Le scénario post-2024
À l’approche de l’élection présidentielle de novembre 2024, une nouvelle dynamique a émergé qui pourrait déterminer la façon dont la question est traitée par tout gouvernement élu à cette élection. Les autorités de l’État dans les territoires limitrophes du Mexique, en particulier ceux du Texas, ont commencé à jouer un rôle de premier plan dans la lutte contre l’immigration sans papiers qui aborde une attitude de mépris pour les autorités fédérales.
Le fait de répandre les nouveaux arrivants sans papiers à plusieurs États, par voie aérienne et terrestre, et d’assumer la responsabilité du contrôle des frontières au détriment des capacités des agences fédérales, ajoute une nouvelle contradiction à une situation déjà complexe.
L’attitude proactive du gouverneur du Texas a reçu le soutien de 25 autres homologues républicains, contrairement à un accord supposé négocié par les deux partis au Sénat fédéral. Le fait a été utilisé par le toujours candidat Donald Trump pour oxygéner davantage le soutien de ses bases dans le sud des États-Unis et pour marquer le terrain devant un Joe Biden équivoque et incohérent.
Ces politiciens représentent des régions du pays avec une demande inégale de main-d’œuvre importée et des temps, des rythmes et des coûts inégaux d’assimilation des nouveaux arrivants dans leurs tissus sociaux.
Ces contradictions ne disparaîtront pas avec le passage de l’élection présidentielle. Quel que soit le résultat, les États-Unis maintiendront des pratiques discriminatoires face à l’immigration sans papiers, criminalisant ceux qui ont des qualifications et des opportunités économiques inférieures, tout en encourageant l’entrée de spécialistes hautement qualifiés dans des secteurs clés de leur économie par le biais de programmes fédéraux.
Il faut s’attendre à ce que, de manière pratique, même sans modifier les lois et règlements, les privilèges existants en ce qui concerne des groupes spécifiques de migrants par nationalité, qui n’ont été déterminés que pour des raisons de politique étrangère, soient éliminés.

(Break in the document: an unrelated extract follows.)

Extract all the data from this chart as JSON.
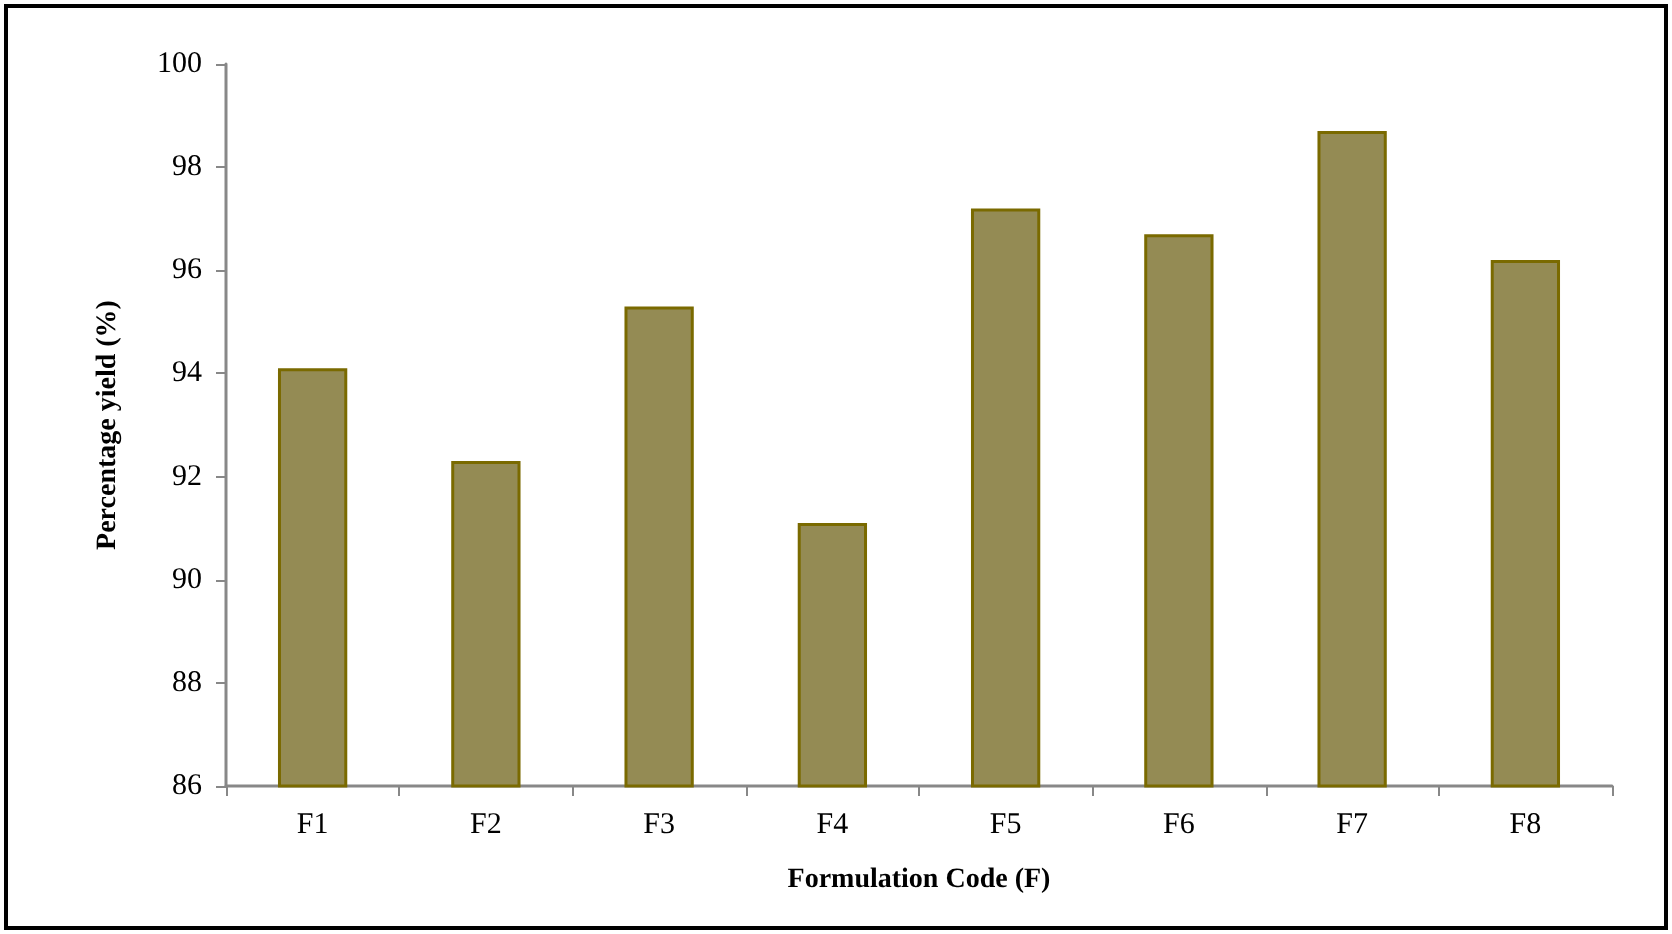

Dans le cas de Cuba, il faut s’attendre à ce qu’il y ait une combinaison de plusieurs dynamiques dans lesquelles la fuite sélective des cerveaux, le retour accru des migrants sans papiers, le traitement différentiel à l’égard des représentants de nouvelles formes productives et intellectuelles, et l’encouragement des départs illégaux qui sont ensuite avortés avec la frustration conséquente de leurs commissaires seront entrelacés.
Pour toute négociation future qui pourrait avoir lieu entre les deux pays sur cette question, il convient de rappeler à maintes reprises qu’il s’agit d’une question qui n’a été réglée dans le différend bilatéral que sur la base de la volonté politique des deux parties. Cuba a fait preuve de cette volonté sur une base permanente ; dans le cas des États-Unis, son attitude a été conditionnée par des ambitions particulières qui ne servent pas nécessairement l’intérêt national de ce pays.
José Ramón Cabañas Rodríguez est directeur du Centre international de recherche sur les politiques (CIPI) à La Havane, Cuba et ancien ambassadeur de Cuba aux États-Unis.